Currency Trading - Basics

in #currency9 years ago (edited)

The currency trade offers excellent opportunities for private and institutional traders and investors. The reason for this is that there are a large number of tradable pairs of currencies in the currency trade, which usually have sufficient volatility (price fluctuations). The currencies have sufficient liquidity and the transaction costs are low. In this article, I describe some important fundamentals for currency trading.

Currency Trading - Forex or Futures?

For traders and active investors, the question asks which instruments are to be used in the currency trade. It is recommended:

  • Currency futures
  • Forex trading
  • Currency options
  • CFDs on currencies
  • Certificates in currencies
  • Warrants on currencies

I am not a friend of derivative financial products that are not traded on a regulated exchange. That's why only exchange futures (foreign currency futures contracts) and foreign exchange options are possible for me. Both instruments are traded on regulated exchanges in the USA.


Certificates, warrants and CFDs on currencies have the major disadvantage that the pricing is not effected via a central exchange place. Rather, it is the chosen Forex broker or the bank who usually occupy the other side of the trades. Basically, one is acting against the broker or the bank, whereby the price is not transparent. In addition, there are relatively high transaction costs in the form of higher spreads. In very fast markets there is even the risk that no market is made by the broker or the bank at all and that you can not close your positions very slowly or very slowly.

Currency trading on the so-called Forex (Foreign Exchange) does not take place on a regulated exchange. There is no forex exchange. Trade is decentralized. The trader or investor is also acting here against his Forex broker. There are, therefore, the same disadvantages as in trading with CFDs, certificates and warrants. The only known and tried-and-tested exception is currency trading (Forex trading) through the interbank trading of Interactive Brokers. But even here, as a trader or investor, there is no way to let their interests be perceived through a neutral arbitration, if problems arise with orders. Another question is the security of deposited trading capital, the chosen Forex broker should go bankrupt.
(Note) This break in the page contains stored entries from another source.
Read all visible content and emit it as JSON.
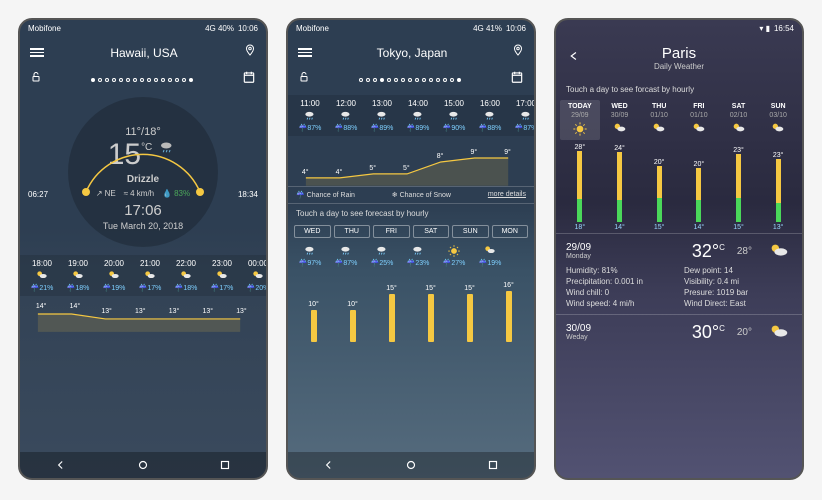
{
  "s1": {
    "carrier": "Mobifone",
    "signal": "4G 40%",
    "clock": "10:06",
    "location": "Hawaii, USA",
    "range": "11°/18°",
    "temp": "15",
    "unit": "°C",
    "condition": "Drizzle",
    "windDir": "NE",
    "windSpeed": "4 km/h",
    "humidity": "83%",
    "time": "17:06",
    "date": "Tue March 20, 2018",
    "sunrise": "06:27",
    "sunset": "18:34",
    "hourly": [
      {
        "t": "18:00",
        "p": "21%"
      },
      {
        "t": "19:00",
        "p": "18%"
      },
      {
        "t": "20:00",
        "p": "19%"
      },
      {
        "t": "21:00",
        "p": "17%"
      },
      {
        "t": "22:00",
        "p": "18%"
      },
      {
        "t": "23:00",
        "p": "17%"
      },
      {
        "t": "00:00",
        "p": "20%"
      }
    ],
    "chart_data": {
      "type": "line",
      "x": [
        "18:00",
        "19:00",
        "20:00",
        "21:00",
        "22:00",
        "23:00",
        "00:00"
      ],
      "values": [
        14,
        14,
        13,
        13,
        13,
        13,
        13
      ],
      "ylabel": "°"
    }
  },
  "s2": {
    "carrier": "Mobifone",
    "signal": "4G 41%",
    "clock": "10:06",
    "location": "Tokyo, Japan",
    "hourly": [
      {
        "t": "11:00",
        "p": "87%"
      },
      {
        "t": "12:00",
        "p": "88%"
      },
      {
        "t": "13:00",
        "p": "89%"
      },
      {
        "t": "14:00",
        "p": "89%"
      },
      {
        "t": "15:00",
        "p": "90%"
      },
      {
        "t": "16:00",
        "p": "88%"
      },
      {
        "t": "17:00",
        "p": "87%"
      }
    ],
    "chart_data": {
      "type": "line",
      "x": [
        "11:00",
        "12:00",
        "13:00",
        "14:00",
        "15:00",
        "16:00",
        "17:00"
      ],
      "values": [
        4,
        4,
        5,
        5,
        8,
        9,
        9
      ],
      "ylabel": "°"
    },
    "legend": {
      "rain": "Chance of Rain",
      "snow": "Chance of Snow",
      "more": "more details"
    },
    "touch": "Touch a day to see forecast by hourly",
    "days": [
      {
        "n": "WED",
        "p": "97%"
      },
      {
        "n": "THU",
        "p": "87%"
      },
      {
        "n": "FRI",
        "p": "25%"
      },
      {
        "n": "SAT",
        "p": "23%"
      },
      {
        "n": "SUN",
        "p": "27%"
      },
      {
        "n": "MON",
        "p": "19%"
      }
    ],
    "bars": {
      "type": "bar",
      "categories": [
        "WED",
        "THU",
        "FRI",
        "SAT",
        "SUN",
        "MON"
      ],
      "values": [
        10,
        10,
        15,
        15,
        15,
        16
      ],
      "ylabel": "°"
    }
  },
  "s3": {
    "clock": "16:54",
    "city": "Paris",
    "subtitle": "Daily Weather",
    "touch": "Touch a day to see forcast by hourly",
    "days": [
      {
        "n": "TODAY",
        "d": "29/09",
        "hi": "28°",
        "lo": "18°",
        "ic": "sun"
      },
      {
        "n": "WED",
        "d": "30/09",
        "hi": "24°",
        "lo": "14°",
        "ic": "pc"
      },
      {
        "n": "THU",
        "d": "01/10",
        "hi": "20°",
        "lo": "15°",
        "ic": "pc"
      },
      {
        "n": "FRI",
        "d": "01/10",
        "hi": "20°",
        "lo": "14°",
        "ic": "pc"
      },
      {
        "n": "SAT",
        "d": "02/10",
        "hi": "23°",
        "lo": "15°",
        "ic": "pc"
      },
      {
        "n": "SUN",
        "d": "03/10",
        "hi": "23°",
        "lo": "13°",
        "ic": "pc"
      }
    ],
    "chart_data": {
      "type": "bar",
      "categories": [
        "TODAY",
        "WED",
        "THU",
        "FRI",
        "SAT",
        "SUN"
      ],
      "series": [
        {
          "name": "high",
          "values": [
            28,
            24,
            20,
            20,
            23,
            23
          ]
        },
        {
          "name": "low",
          "values": [
            18,
            14,
            15,
            14,
            15,
            13
          ]
        }
      ]
    },
    "d1": {
      "date": "29/09",
      "day": "Monday",
      "hi": "32°",
      "unit": "C",
      "lo": "28°",
      "humidity": "Humidity: 81%",
      "dew": "Dew point: 14",
      "precip": "Precipitation: 0.001 in",
      "vis": "Visibility: 0.4 mi",
      "chill": "Wind chill: 0",
      "pres": "Presure: 1019 bar",
      "wspd": "Wind speed: 4 mi/h",
      "wdir": "Wind Direct: East"
    },
    "d2": {
      "date": "30/09",
      "day": "Weday",
      "hi": "30°",
      "unit": "C",
      "lo": "20°"
    }
  }
}
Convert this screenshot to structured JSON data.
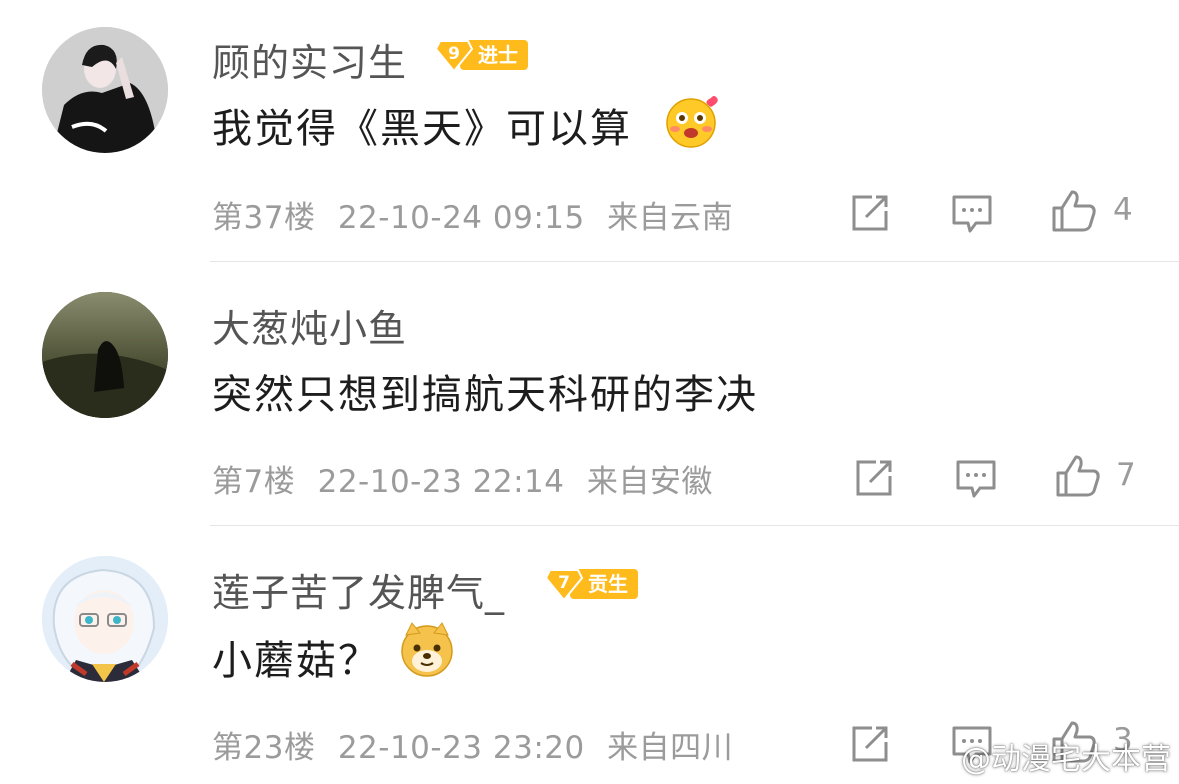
{
  "comments": [
    {
      "username": "顾的实习生",
      "badge": {
        "level": "9",
        "title": "进士"
      },
      "text": "我觉得《黑天》可以算",
      "emoji": "blushing-face-emoji",
      "floor": "第37楼",
      "datetime": "22-10-24 09:15",
      "location": "来自云南",
      "likes": "4"
    },
    {
      "username": "大葱炖小鱼",
      "text": "突然只想到搞航天科研的李决",
      "floor": "第7楼",
      "datetime": "22-10-23 22:14",
      "location": "来自安徽",
      "likes": "7"
    },
    {
      "username": "莲子苦了发脾气_",
      "badge": {
        "level": "7",
        "title": "贡生"
      },
      "text": "小蘑菇？",
      "emoji": "doge-emoji",
      "floor": "第23楼",
      "datetime": "22-10-23 23:20",
      "location": "来自四川",
      "likes": "3"
    }
  ],
  "watermark": "@动漫宅大本营",
  "colors": {
    "badge": "#ffbb1c",
    "meta": "#9b9b9b",
    "divider": "#e6e6e6"
  }
}
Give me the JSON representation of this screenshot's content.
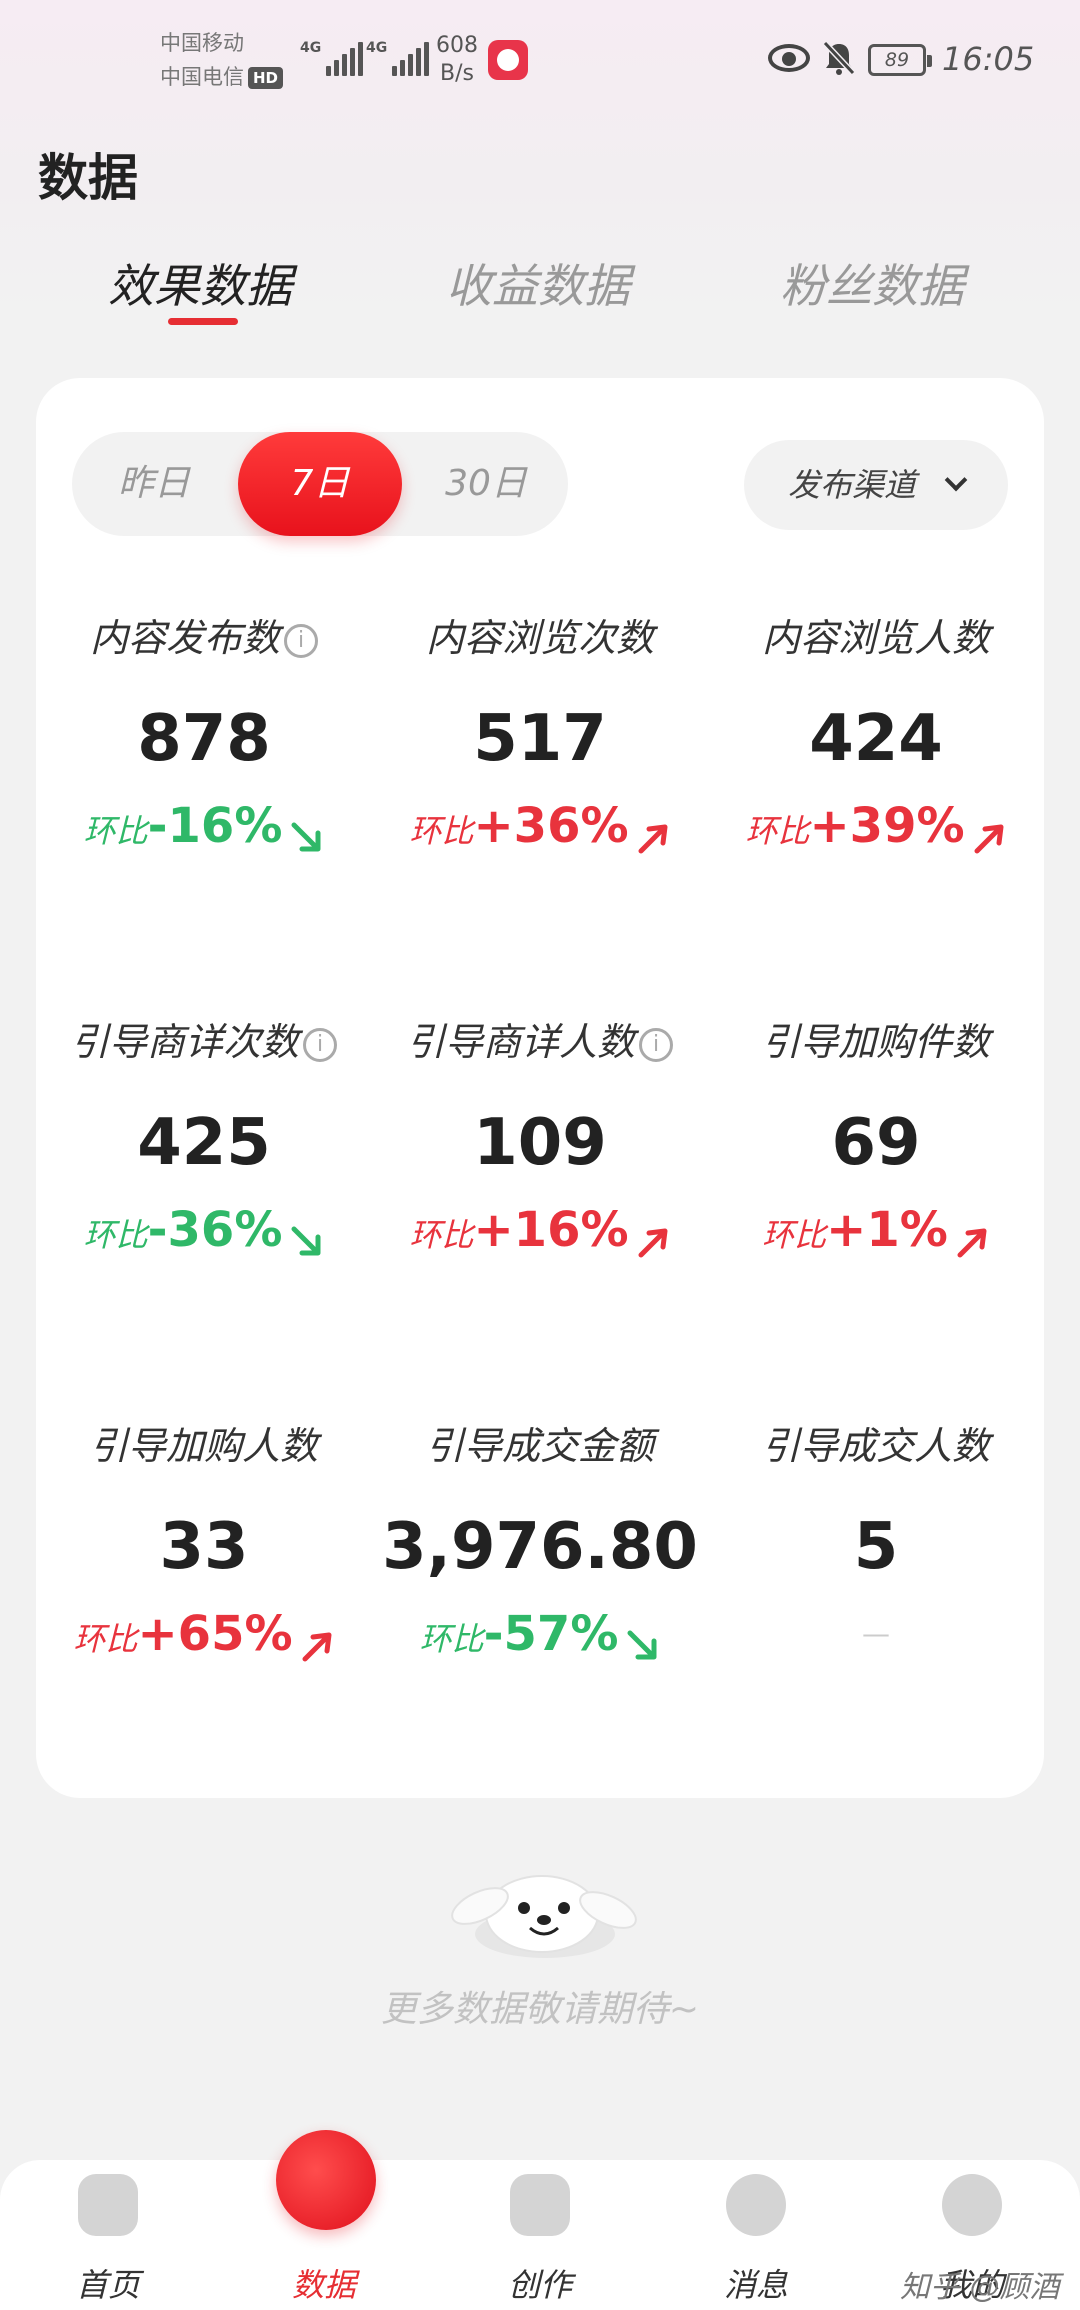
{
  "status_bar": {
    "carrier1": "中国移动",
    "carrier2": "中国电信",
    "hd": "HD",
    "signal1": "4G",
    "signal2": "4G",
    "net_speed_value": "608",
    "net_speed_unit": "B/s",
    "battery": "89",
    "time": "16:05"
  },
  "page": {
    "title": "数据"
  },
  "tabs": [
    {
      "label": "效果数据",
      "active": true
    },
    {
      "label": "收益数据",
      "active": false
    },
    {
      "label": "粉丝数据",
      "active": false
    }
  ],
  "period": {
    "options": [
      "昨日",
      "7日",
      "30日"
    ],
    "selected": "7日"
  },
  "channel_filter": {
    "label": "发布渠道"
  },
  "metrics": [
    {
      "label": "内容发布数",
      "info": true,
      "value": "878",
      "prefix": "环比",
      "change": "-16%",
      "trend": "down"
    },
    {
      "label": "内容浏览次数",
      "info": false,
      "value": "517",
      "prefix": "环比",
      "change": "+36%",
      "trend": "up"
    },
    {
      "label": "内容浏览人数",
      "info": false,
      "value": "424",
      "prefix": "环比",
      "change": "+39%",
      "trend": "up"
    },
    {
      "label": "引导商详次数",
      "info": true,
      "value": "425",
      "prefix": "环比",
      "change": "-36%",
      "trend": "down"
    },
    {
      "label": "引导商详人数",
      "info": true,
      "value": "109",
      "prefix": "环比",
      "change": "+16%",
      "trend": "up"
    },
    {
      "label": "引导加购件数",
      "info": false,
      "value": "69",
      "prefix": "环比",
      "change": "+1%",
      "trend": "up"
    },
    {
      "label": "引导加购人数",
      "info": false,
      "value": "33",
      "prefix": "环比",
      "change": "+65%",
      "trend": "up"
    },
    {
      "label": "引导成交金额",
      "info": false,
      "value": "3,976.80",
      "prefix": "环比",
      "change": "-57%",
      "trend": "down"
    },
    {
      "label": "引导成交人数",
      "info": false,
      "value": "5",
      "prefix": "",
      "change": "—",
      "trend": "none"
    }
  ],
  "footer_note": "更多数据敬请期待~",
  "bottom_nav": [
    {
      "label": "首页",
      "icon": "home-icon",
      "active": false
    },
    {
      "label": "数据",
      "icon": "data-chart-icon",
      "active": true
    },
    {
      "label": "创作",
      "icon": "plus-icon",
      "active": false
    },
    {
      "label": "消息",
      "icon": "message-icon",
      "active": false
    },
    {
      "label": "我的",
      "icon": "profile-icon",
      "active": false
    }
  ],
  "watermark": "知乎 @顾酒",
  "colors": {
    "accent": "#e62e33",
    "down": "#2fb868",
    "up": "#e8333d"
  }
}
This means that only the futures contracts traded on the CME (Chicago Mercantile Exchange) remain on the most important currency pairs, which also have acceptable sales:

  • EUR / USD
  • GBP / USD
  • JPY / USD
  • CHF / USD
  • CAD / USD
  • AUD / USD
  • NZD / USD
  • MXN / USD

Conclusion: The currency trade is interchangeable, because there are some advantages (about 50 tradable currency pairs, freely definable position size). The transaction costs and spread are low. The liquidity is always sufficient for the private trader in any case. If you have larger positions and you do not want to surrender to a Forex broker, you should trade the currency on the Forex Futures. The disadvantages are: Only eight tradable foreign currency contracts, no infinitely variable adjustment of the position size is possible.